As I demonstrated in the previous post, when it comes to average maximum drawdowns, August, September, and October are the three leading months of the year (-3.3%, -2.8%, and -3.1% respectively). Accordingly, I nicknamed them the season's danger zone. On a median basis, September fades a bit into the background and June takes it place in the top 3. Yet, THIS year, the largest drawdown these three months of danger could muster was -2% in September and October. Given that November begins a seasonally strong period for stocks, I decided to see whether a "calm" August to October has historically had any significance. I posted my data and calculations on my Google Drive for such data. (See Fidelity's "Halloween Indicator" for a concise analysis of the S&P 500's seasonal history split between November to April and May to October and a recommended portfolio rotation for shorter-term traders and investors).
For the purpose of this analysis, I defined a "calm" danger zone as one where no month from August to October experiences a maximum drawdown worse than -2.5%. Otherwise I called the danger zone "not-calm." I measured drawdowns from the last close of the previous month to the lowest close of the given month. This year qualifies as one with a calm danger zone. It turns out that since 1950 there are only 14 such years, including 2016, or 21% of years. This percentage makes 2016 a unique year.
I next looked at three different performances for the S&P 500 split between calm and not-calm years starting in 1951. The calm years delivered an average return of 18.2%. This performance significantly exceeds the average 6.6% annual performance of the not-calm years. In other words, those years where August to October fail to deliver the expected tumult, overall performance for the year benefits. This year has a LOT of catching up to do as year-to-date performance is "only" 3.3%. If the year ended here, 2016 would become the worst performing of ALL the calm years…by a longshot. The current worst performing calm year is 1993 at 7.1%.
The significant out-performance of calm years is matched for the average performance of the August, September, and October period. During calm years, these months delivered an average return of 5.5%. In not-calm years, this average return dropped to -1.1%. This year, August through October delivered a return of -2.2%, the worst of the calm years…again by a longshot. The second worst performer was 1983 with a 0.6% gain.

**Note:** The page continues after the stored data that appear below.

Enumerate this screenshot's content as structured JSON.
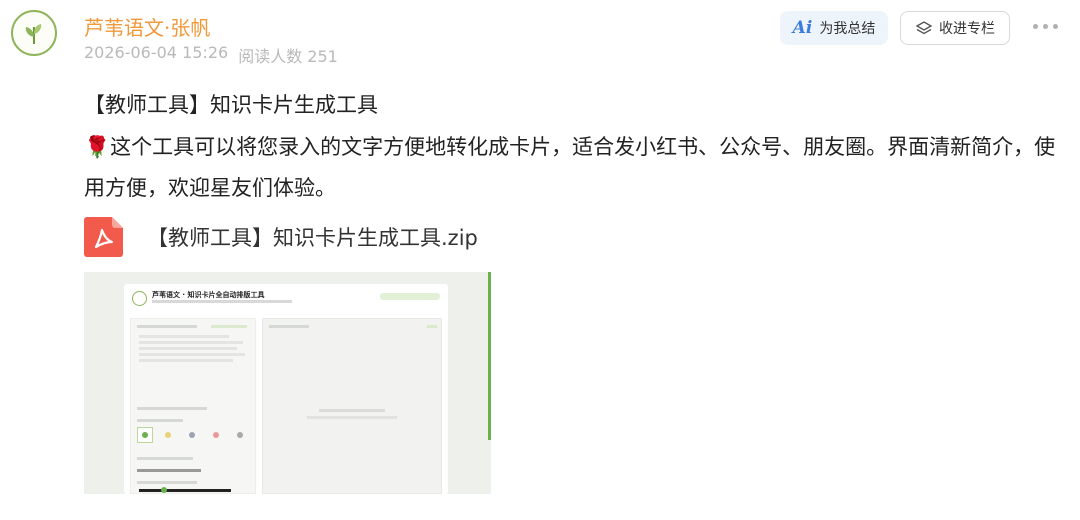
{
  "author": {
    "name": "芦苇语文·张帆"
  },
  "meta": {
    "time": "2026-06-04 15:26",
    "reads": "阅读人数 251"
  },
  "actions": {
    "ai_label": "为我总结",
    "ai_glyph": "Ai",
    "fav_label": "收进专栏"
  },
  "post": {
    "title": "【教师工具】知识卡片生成工具",
    "emoji": "🌹",
    "description": "这个工具可以将您录入的文字方便地转化成卡片，适合发小红书、公众号、朋友圈。界面清新简介，使用方便，欢迎星友们体验。"
  },
  "attachment": {
    "name": "【教师工具】知识卡片生成工具.zip",
    "icon": "pdf-file-icon"
  },
  "preview": {
    "card_title": "芦苇语文 · 知识卡片全自动排版工具"
  },
  "colors": {
    "author": "#f0993a",
    "accent_green": "#6ab04c",
    "pdf_red": "#f25a4c",
    "ai_blue": "#3a7be0"
  }
}
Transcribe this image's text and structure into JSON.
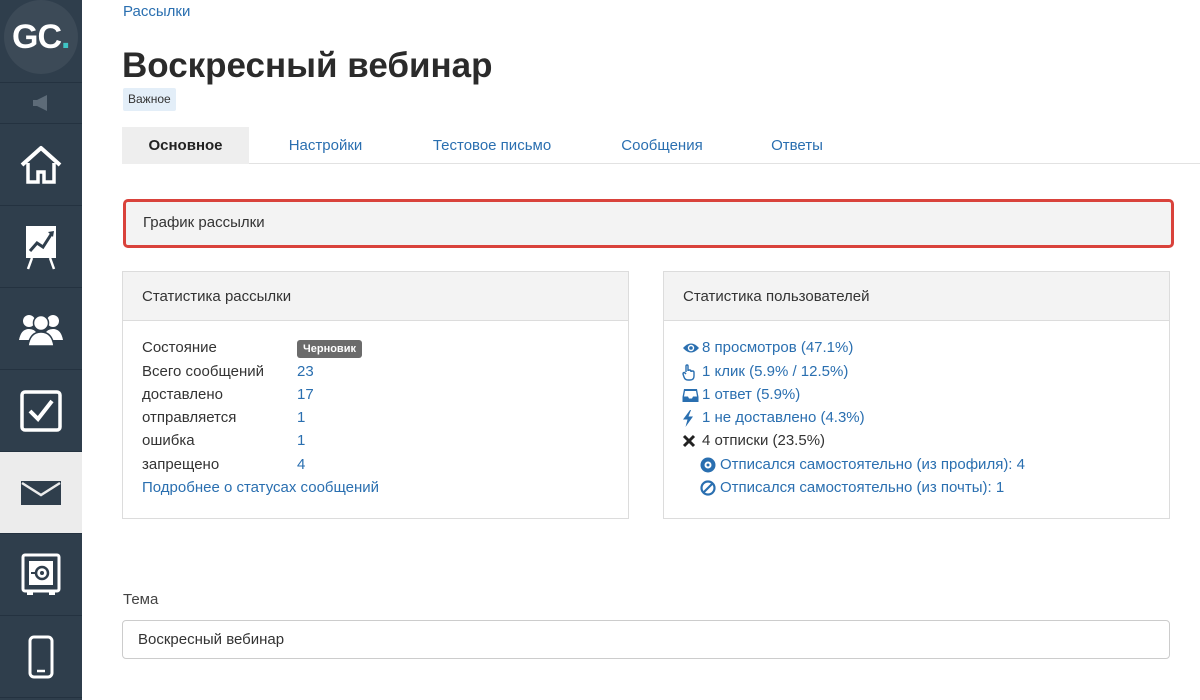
{
  "logo": {
    "text_main": "GC",
    "text_accent": "."
  },
  "breadcrumb": "Рассылки",
  "page_title": "Воскресный вебинар",
  "tag": "Важное",
  "tabs": [
    {
      "label": "Основное",
      "active": true
    },
    {
      "label": "Настройки",
      "active": false
    },
    {
      "label": "Тестовое письмо",
      "active": false
    },
    {
      "label": "Сообщения",
      "active": false
    },
    {
      "label": "Ответы",
      "active": false
    }
  ],
  "schedule": {
    "title": "График рассылки"
  },
  "mailing_stats": {
    "title": "Статистика рассылки",
    "state_label": "Состояние",
    "state_badge": "Черновик",
    "rows": [
      {
        "label": "Всего сообщений",
        "value": "23"
      },
      {
        "label": "доставлено",
        "value": "17"
      },
      {
        "label": "отправляется",
        "value": "1"
      },
      {
        "label": "ошибка",
        "value": "1"
      },
      {
        "label": "запрещено",
        "value": "4"
      }
    ],
    "details_link": "Подробнее о статусах сообщений"
  },
  "user_stats": {
    "title": "Статистика пользователей",
    "views": "8 просмотров (47.1%)",
    "clicks": "1 клик (5.9% / 12.5%)",
    "replies": "1 ответ (5.9%)",
    "not_delivered": "1 не доставлено (4.3%)",
    "unsubscribes": "4 отписки (23.5%)",
    "unsub_profile": "Отписался самостоятельно (из профиля): 4",
    "unsub_mail": "Отписался самостоятельно (из почты): 1"
  },
  "topic": {
    "label": "Тема",
    "value": "Воскресный вебинар"
  },
  "colors": {
    "sidebar": "#2f3e4c",
    "link": "#2a6fb0",
    "highlight_border": "#d9423b",
    "logo_accent": "#3fc4c4"
  },
  "sidebar_icons": [
    "megaphone-icon",
    "home-icon",
    "chart-icon",
    "users-icon",
    "tasks-icon",
    "mail-icon",
    "safe-icon",
    "mobile-icon"
  ]
}
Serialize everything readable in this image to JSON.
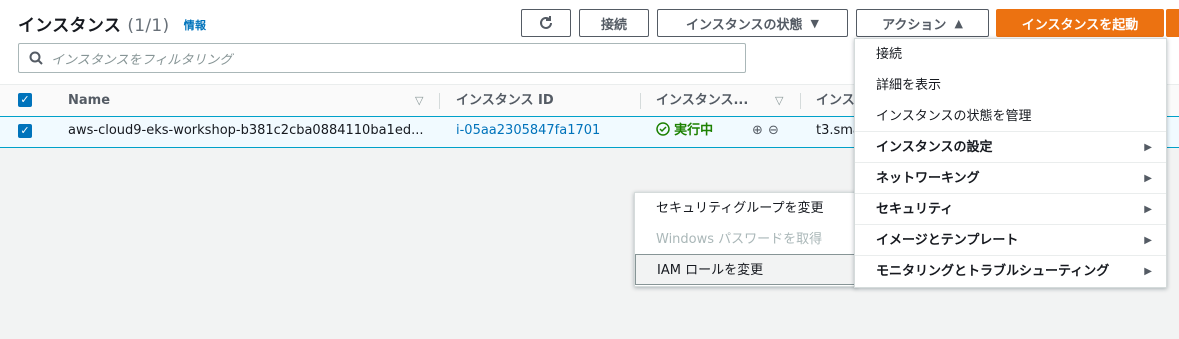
{
  "header": {
    "title": "インスタンス",
    "count": "(1/1)",
    "info": "情報"
  },
  "toolbar": {
    "connect": "接続",
    "state": "インスタンスの状態",
    "actions": "アクション",
    "launch": "インスタンスを起動"
  },
  "search": {
    "placeholder": "インスタンスをフィルタリング"
  },
  "table": {
    "columns": [
      "Name",
      "インスタンス ID",
      "インスタンス...",
      "インス"
    ],
    "row": {
      "name": "aws-cloud9-eks-workshop-b381c2cba0884110ba1ed...",
      "instance_id": "i-05aa2305847fa1701",
      "state": "実行中",
      "type": "t3.sma"
    }
  },
  "actions_menu": {
    "items": [
      "接続",
      "詳細を表示",
      "インスタンスの状態を管理"
    ],
    "groups": [
      "インスタンスの設定",
      "ネットワーキング",
      "セキュリティ",
      "イメージとテンプレート",
      "モニタリングとトラブルシューティング"
    ]
  },
  "security_submenu": {
    "items": [
      "セキュリティグループを変更",
      "Windows パスワードを取得",
      "IAM ロールを変更"
    ]
  },
  "colors": {
    "primary": "#ec7211",
    "link": "#0073bb",
    "running": "#1d8102"
  }
}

Finally, I wondered whether the calm of August to September bottled up the fury of sellers only to be released in the final two months of the year - the proverbial calm before the storm. On this score, calm and not-calm years showed little difference. The combined performance of November and December averaged 2.6% in calm years and 3.2% in not-calm years.

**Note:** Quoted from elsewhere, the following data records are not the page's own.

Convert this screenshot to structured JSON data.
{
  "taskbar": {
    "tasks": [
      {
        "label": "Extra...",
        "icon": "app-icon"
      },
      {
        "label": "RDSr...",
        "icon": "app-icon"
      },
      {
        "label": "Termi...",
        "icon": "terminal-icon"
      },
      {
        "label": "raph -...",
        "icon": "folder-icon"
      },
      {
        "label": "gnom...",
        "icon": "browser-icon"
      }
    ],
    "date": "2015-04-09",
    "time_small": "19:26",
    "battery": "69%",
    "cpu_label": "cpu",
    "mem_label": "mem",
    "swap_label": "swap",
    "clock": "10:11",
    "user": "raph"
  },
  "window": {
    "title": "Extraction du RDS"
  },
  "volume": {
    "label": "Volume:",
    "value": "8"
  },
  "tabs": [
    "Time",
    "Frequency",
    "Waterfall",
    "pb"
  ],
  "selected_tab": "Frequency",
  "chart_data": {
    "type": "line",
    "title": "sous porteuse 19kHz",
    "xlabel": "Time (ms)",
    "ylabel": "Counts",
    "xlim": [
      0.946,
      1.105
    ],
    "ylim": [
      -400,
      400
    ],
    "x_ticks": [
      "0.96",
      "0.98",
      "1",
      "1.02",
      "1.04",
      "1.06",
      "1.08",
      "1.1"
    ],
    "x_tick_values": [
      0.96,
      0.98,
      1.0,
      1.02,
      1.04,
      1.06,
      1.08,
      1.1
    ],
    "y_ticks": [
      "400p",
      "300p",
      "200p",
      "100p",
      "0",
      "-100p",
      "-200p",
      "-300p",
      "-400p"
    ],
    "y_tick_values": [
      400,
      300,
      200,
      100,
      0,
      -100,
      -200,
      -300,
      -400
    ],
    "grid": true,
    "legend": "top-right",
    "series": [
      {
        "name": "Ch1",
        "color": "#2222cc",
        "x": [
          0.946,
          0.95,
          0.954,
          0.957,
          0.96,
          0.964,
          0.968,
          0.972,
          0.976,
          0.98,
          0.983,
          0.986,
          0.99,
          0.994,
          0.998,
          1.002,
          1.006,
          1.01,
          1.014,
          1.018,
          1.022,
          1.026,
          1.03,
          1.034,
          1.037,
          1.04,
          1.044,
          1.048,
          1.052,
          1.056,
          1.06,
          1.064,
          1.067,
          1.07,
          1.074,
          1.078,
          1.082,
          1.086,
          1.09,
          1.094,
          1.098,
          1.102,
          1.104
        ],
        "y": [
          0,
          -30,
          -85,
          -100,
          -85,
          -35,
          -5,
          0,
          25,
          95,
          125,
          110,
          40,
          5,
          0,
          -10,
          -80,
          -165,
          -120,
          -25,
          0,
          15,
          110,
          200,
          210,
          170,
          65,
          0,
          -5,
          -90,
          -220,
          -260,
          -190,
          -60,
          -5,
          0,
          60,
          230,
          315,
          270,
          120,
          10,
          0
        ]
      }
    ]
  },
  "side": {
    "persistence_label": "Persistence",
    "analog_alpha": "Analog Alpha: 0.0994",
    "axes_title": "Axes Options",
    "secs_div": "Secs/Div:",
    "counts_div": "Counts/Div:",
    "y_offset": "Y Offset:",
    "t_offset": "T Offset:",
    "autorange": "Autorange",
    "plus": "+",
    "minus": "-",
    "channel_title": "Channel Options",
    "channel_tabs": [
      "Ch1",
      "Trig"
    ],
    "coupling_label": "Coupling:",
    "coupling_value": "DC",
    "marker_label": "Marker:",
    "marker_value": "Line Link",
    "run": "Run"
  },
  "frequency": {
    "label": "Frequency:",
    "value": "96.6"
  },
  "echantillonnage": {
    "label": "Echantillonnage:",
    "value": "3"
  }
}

So we have a tension between the expected performance of November to December conditioned on the maximum drawdown from August to September and the expected performance of the year conditioned on this same maximum drawdown during the danger zone. This year is a unique year for its calm danger zone and the relatively poor performance of this period. The resolution of this unique tensions rests with a confluence economic and political events: a growth slowdown in China, a Federal Reserve trying to hike interest rates, and an extremely contentious U.S. Presidential election. If history holds, then the S&P 500 will rally to close out the year. THe main outstanding question would then be the strength of the rally. Perhaps only the Fed stands in the way of allowing Santa to work his seasonal magic.

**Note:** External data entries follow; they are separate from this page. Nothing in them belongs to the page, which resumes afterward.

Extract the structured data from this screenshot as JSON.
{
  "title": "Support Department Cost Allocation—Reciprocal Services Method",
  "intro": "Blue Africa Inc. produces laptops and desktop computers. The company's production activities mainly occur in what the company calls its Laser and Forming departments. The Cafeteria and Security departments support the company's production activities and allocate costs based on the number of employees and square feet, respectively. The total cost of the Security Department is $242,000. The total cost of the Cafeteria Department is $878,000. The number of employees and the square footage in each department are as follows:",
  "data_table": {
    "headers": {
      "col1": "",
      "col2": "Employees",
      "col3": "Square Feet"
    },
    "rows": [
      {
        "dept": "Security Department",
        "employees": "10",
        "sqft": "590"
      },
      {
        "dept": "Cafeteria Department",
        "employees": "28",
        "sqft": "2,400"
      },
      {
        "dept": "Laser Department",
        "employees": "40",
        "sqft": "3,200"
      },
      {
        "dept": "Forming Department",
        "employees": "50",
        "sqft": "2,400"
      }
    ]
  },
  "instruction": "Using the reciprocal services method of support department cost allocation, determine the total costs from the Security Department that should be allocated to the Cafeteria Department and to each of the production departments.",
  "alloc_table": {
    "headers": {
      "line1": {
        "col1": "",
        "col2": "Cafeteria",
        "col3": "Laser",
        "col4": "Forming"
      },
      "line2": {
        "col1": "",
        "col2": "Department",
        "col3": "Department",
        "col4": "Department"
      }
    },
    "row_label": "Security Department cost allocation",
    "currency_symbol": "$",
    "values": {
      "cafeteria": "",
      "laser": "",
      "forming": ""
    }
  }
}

For now, the unique calm has come to a telling end with the S&P 500 starting off November with a close at a 4-month low. The index even briefly touched the 2100 level. Although the danger zone did not deliver the telling blow of a large drawdown, it DID communicate growing divergences that I used as warning signals. The S&P 500 now sits at the edge of oversold trading conditions. Following history would mean buying aggressively any dip into oversold territory in the coming days or weeks.
The S&P 500 sags its way into a short-term downtrend under 50DMA resistance.Source: FreeStockCharts.com
Be careful out there!
Disclosure: I am/we are long SDS. I wrote this article myself, and it expresses my own opinions. I am not receiving compensation for it (other than from Seeking Alpha). I have no business relationship with any company whose stock is mentioned in this article.